I am looking for a system for building state machines with timed/scheduled transitions, and with events that happen periodically during a given state. I can implement it myself, though I feel like this is a common enough requirement that there would be a category of software for it.
I don't need a library recommendation, vendor, etc. I just don't know what to call this thing, and thus what to google, because it isn't a "cron" and it isn't a "message queue". I don't know if such a server-side layer even exists currently, but I'm hoping to find an indication one way or the other. If this type of question is a reason for down votes and close votes, definitely indicate that, and maybe point me to another SE, or suggest improvements.
The application I have in mind is a timed video game "event" system, like those you might see in an MMORPG (periodic monster spawns, timed escalating waves, failure timer, scheduled event starts), or in a trivia bot (per-question timer, time between questions, round timer), etc. It won't be used for simulations, physics, etc, so I won't be throwing real-time (sub-second) granularity events at it.

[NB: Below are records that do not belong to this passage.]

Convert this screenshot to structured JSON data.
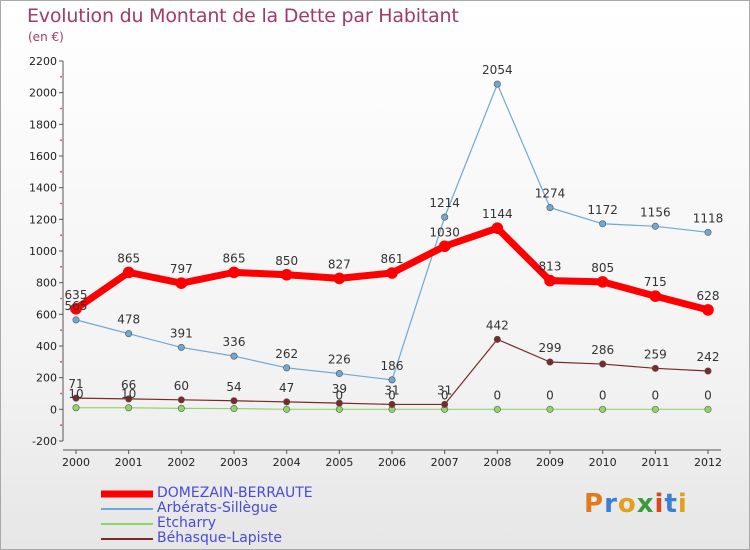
{
  "title": "Evolution du Montant de la Dette par Habitant",
  "subtitle": "(en €)",
  "logo": {
    "text": "Proxiti",
    "colors": [
      "#e07a1e",
      "#3b7fd0",
      "#e0a21e",
      "#3b9a3b",
      "#d84a1e",
      "#3b7fd0",
      "#e0a21e"
    ]
  },
  "chart_data": {
    "type": "line",
    "x": [
      "2000",
      "2001",
      "2002",
      "2003",
      "2004",
      "2005",
      "2006",
      "2007",
      "2008",
      "2009",
      "2010",
      "2011",
      "2012"
    ],
    "ylim": [
      -200,
      2200
    ],
    "yticks": [
      "-200",
      "0",
      "200",
      "400",
      "600",
      "800",
      "1000",
      "1200",
      "1400",
      "1600",
      "1800",
      "2000",
      "2200"
    ],
    "grid": false,
    "legend_position": "bottom-left",
    "series": [
      {
        "name": "DOMEZAIN-BERRAUTE",
        "color": "#ff0000",
        "width": 7,
        "values": [
          635,
          865,
          797,
          865,
          850,
          827,
          861,
          1030,
          1144,
          813,
          805,
          715,
          628
        ],
        "labels": [
          "635",
          "865",
          "797",
          "865",
          "850",
          "827",
          "861",
          "1030",
          "1144",
          "813",
          "805",
          "715",
          "628"
        ]
      },
      {
        "name": "Arbérats-Sillègue",
        "color": "#6fa8d6",
        "width": 1.2,
        "values": [
          565,
          478,
          391,
          336,
          262,
          226,
          186,
          1214,
          2054,
          1274,
          1172,
          1156,
          1118
        ],
        "labels": [
          "565",
          "478",
          "391",
          "336",
          "262",
          "226",
          "186",
          "1214",
          "2054",
          "1274",
          "1172",
          "1156",
          "1118"
        ]
      },
      {
        "name": "Etcharry",
        "color": "#8fd66a",
        "width": 1.2,
        "values": [
          10,
          10,
          6,
          5,
          0,
          0,
          0,
          0,
          0,
          0,
          0,
          0,
          0
        ],
        "labels": [
          "10",
          "10",
          "",
          "",
          "",
          "0",
          "0",
          "0",
          "0",
          "0",
          "0",
          "0",
          "0"
        ]
      },
      {
        "name": "Béhasque-Lapiste",
        "color": "#7a2a2a",
        "width": 1.2,
        "values": [
          71,
          66,
          60,
          54,
          47,
          39,
          31,
          31,
          442,
          299,
          286,
          259,
          242
        ],
        "labels": [
          "71",
          "66",
          "60",
          "54",
          "47",
          "39",
          "31",
          "31",
          "442",
          "299",
          "286",
          "259",
          "242"
        ]
      }
    ]
  }
}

The system I have in mind would be some sort of hybrid pub/sub and scheduling system, operating entirely server-side. It would be somewhat like a Javascript setTimeout
, except with a more reliable mechanism, probably with a 1 second resolution, and with the ability to pass parameters explicitly when you schedule the timeout. It probably would also have some sort of global monitoring for ops purposes, and maybe would have some sort of support for scaling to multiple systems.
I don't know if I will need to roll my own, or if there are more generic systems that already do what I want them to do. I would prefer to use an existing system if possible. There is some common server tech that is similar, but I don't think it quite does the job.

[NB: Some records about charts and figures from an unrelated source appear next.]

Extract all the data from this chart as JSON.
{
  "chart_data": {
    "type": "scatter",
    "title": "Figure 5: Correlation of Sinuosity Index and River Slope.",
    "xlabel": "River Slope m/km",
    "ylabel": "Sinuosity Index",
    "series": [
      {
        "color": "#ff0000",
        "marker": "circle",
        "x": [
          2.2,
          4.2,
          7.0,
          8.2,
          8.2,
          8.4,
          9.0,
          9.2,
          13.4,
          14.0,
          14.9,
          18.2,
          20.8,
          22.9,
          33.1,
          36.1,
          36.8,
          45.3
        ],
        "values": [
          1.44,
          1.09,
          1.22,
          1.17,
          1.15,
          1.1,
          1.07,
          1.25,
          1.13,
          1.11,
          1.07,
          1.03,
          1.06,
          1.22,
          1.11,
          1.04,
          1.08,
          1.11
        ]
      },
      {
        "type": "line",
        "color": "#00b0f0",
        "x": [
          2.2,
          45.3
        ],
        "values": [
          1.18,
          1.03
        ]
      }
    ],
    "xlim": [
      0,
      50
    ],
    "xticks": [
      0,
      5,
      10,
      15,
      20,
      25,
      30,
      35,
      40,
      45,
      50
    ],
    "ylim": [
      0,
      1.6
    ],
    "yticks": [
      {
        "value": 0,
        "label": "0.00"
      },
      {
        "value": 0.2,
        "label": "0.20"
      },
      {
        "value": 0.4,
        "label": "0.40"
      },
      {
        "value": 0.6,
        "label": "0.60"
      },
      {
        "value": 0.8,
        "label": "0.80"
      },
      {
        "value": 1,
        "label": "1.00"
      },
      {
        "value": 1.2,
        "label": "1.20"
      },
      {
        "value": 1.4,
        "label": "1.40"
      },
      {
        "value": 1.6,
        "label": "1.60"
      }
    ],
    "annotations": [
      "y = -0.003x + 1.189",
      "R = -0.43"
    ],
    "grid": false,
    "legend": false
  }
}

The system I want operates sort of like Cron, with these exceptions:
- It should be function callback/micro-process oriented rather than shell oriented.
- Tasks should probably be executed in a delegate sub-process pool, or in-process of the daemon, rather than spawning a new process per task.

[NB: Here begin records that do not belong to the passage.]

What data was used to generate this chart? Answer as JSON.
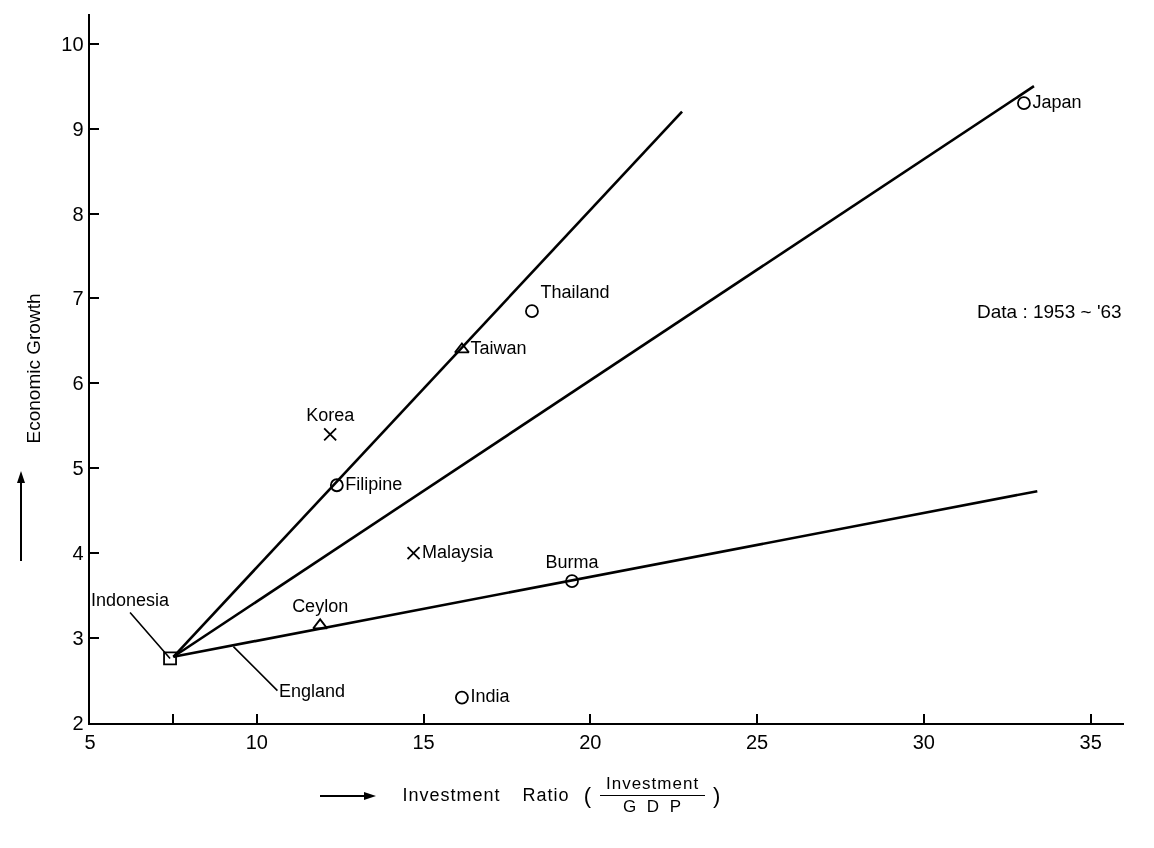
{
  "chart_data": {
    "type": "scatter",
    "xlabel": "Investment Ratio ( Investment\nG D P )",
    "ylabel": "Economic Growth",
    "xlim": [
      5,
      36
    ],
    "xticks": [
      5,
      {
        "value": 7.5,
        "label": null
      },
      10,
      15,
      20,
      25,
      30,
      35
    ],
    "ylim": [
      2,
      10.35
    ],
    "yticks": [
      2,
      3,
      4,
      5,
      6,
      7,
      8,
      9,
      10
    ],
    "series": [
      {
        "type": "line",
        "color": "#000000",
        "x": [
          7.5,
          22.75
        ],
        "values": [
          2.78,
          9.2
        ]
      },
      {
        "type": "line",
        "color": "#000000",
        "x": [
          7.5,
          33.3
        ],
        "values": [
          2.78,
          9.5
        ]
      },
      {
        "type": "line",
        "color": "#000000",
        "x": [
          7.5,
          33.4
        ],
        "values": [
          2.78,
          4.73
        ]
      },
      {
        "name": "Japan",
        "color": "#000000",
        "marker": "circle",
        "x": [
          33
        ],
        "values": [
          9.3
        ]
      },
      {
        "name": "Thailand",
        "color": "#000000",
        "marker": "circle",
        "x": [
          18.25
        ],
        "values": [
          6.85
        ]
      },
      {
        "name": "Taiwan",
        "color": "#000000",
        "marker": "triangle",
        "x": [
          16.15
        ],
        "values": [
          6.4
        ]
      },
      {
        "name": "Korea",
        "color": "#000000",
        "marker": "cross",
        "x": [
          12.2
        ],
        "values": [
          5.4
        ]
      },
      {
        "name": "Filipine",
        "color": "#000000",
        "marker": "circle",
        "x": [
          12.4
        ],
        "values": [
          4.8
        ]
      },
      {
        "name": "Malaysia",
        "color": "#000000",
        "marker": "cross",
        "x": [
          14.7
        ],
        "values": [
          4.0
        ]
      },
      {
        "name": "Burma",
        "color": "#000000",
        "marker": "circle",
        "x": [
          19.45
        ],
        "values": [
          3.67
        ]
      },
      {
        "name": "Ceylon",
        "color": "#000000",
        "marker": "triangle",
        "x": [
          11.9
        ],
        "values": [
          3.15
        ]
      },
      {
        "name": "India",
        "color": "#000000",
        "marker": "circle",
        "x": [
          16.15
        ],
        "values": [
          2.3
        ]
      },
      {
        "name": "Indonesia",
        "color": "#000000",
        "marker": "square",
        "x": [
          7.4
        ],
        "values": [
          2.76
        ]
      }
    ],
    "annotations": [
      "Data : 1953 ~ '63",
      {
        "text": "England",
        "x": 9.3,
        "y": 2.9
      }
    ]
  }
}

- It should have a resolution of 1 second (or smaller)
The system I want also operates sort of like a message or task queue, with these exceptions:
- It should allow for periodic tasks (already possible in some queues, I think)
- It should support parallel execution for tasks that are scheduled for a given tick, rather than sequentially running them off a queue
- It shouldn't expect tasks to be long-running, and shouldn't build its interface for long-running tasks
- It should be just as easy to make recurring tasks as one-off tasks, without having to build task-chaining glue
- I should be able to cancel scheduled tasks easily and quickly
- Robustness of preserving and guaranteeing task execution is not a priority over per-task overhead. Vertical and horizontal scalability is way more important than carefully preserving data (at this layer)
- Tasks should probably be able to share state at some level (so that IPC and task execution latency/overhead is minimized)
- If the system supports horizontal scaling, I should be able to give grouped tasks an affinity so that they are executed off the same shared state, rather than sent to an arbitrary worker in a pool
My preferred programming platform is python, but I would be fine with a stand-alone system in any language that allows for low-latency server side IPC over a standard protocol, so I can use my server-side language of choice. I'd also be fine with a system that specifically integrates with popular server-side languages, as my task implementations are likely to be a pretty small portion of my larger system.
Having a built-in ability to optionally send events to clients in a push style would also be cool, but definitely does not have to be part of this library or layer.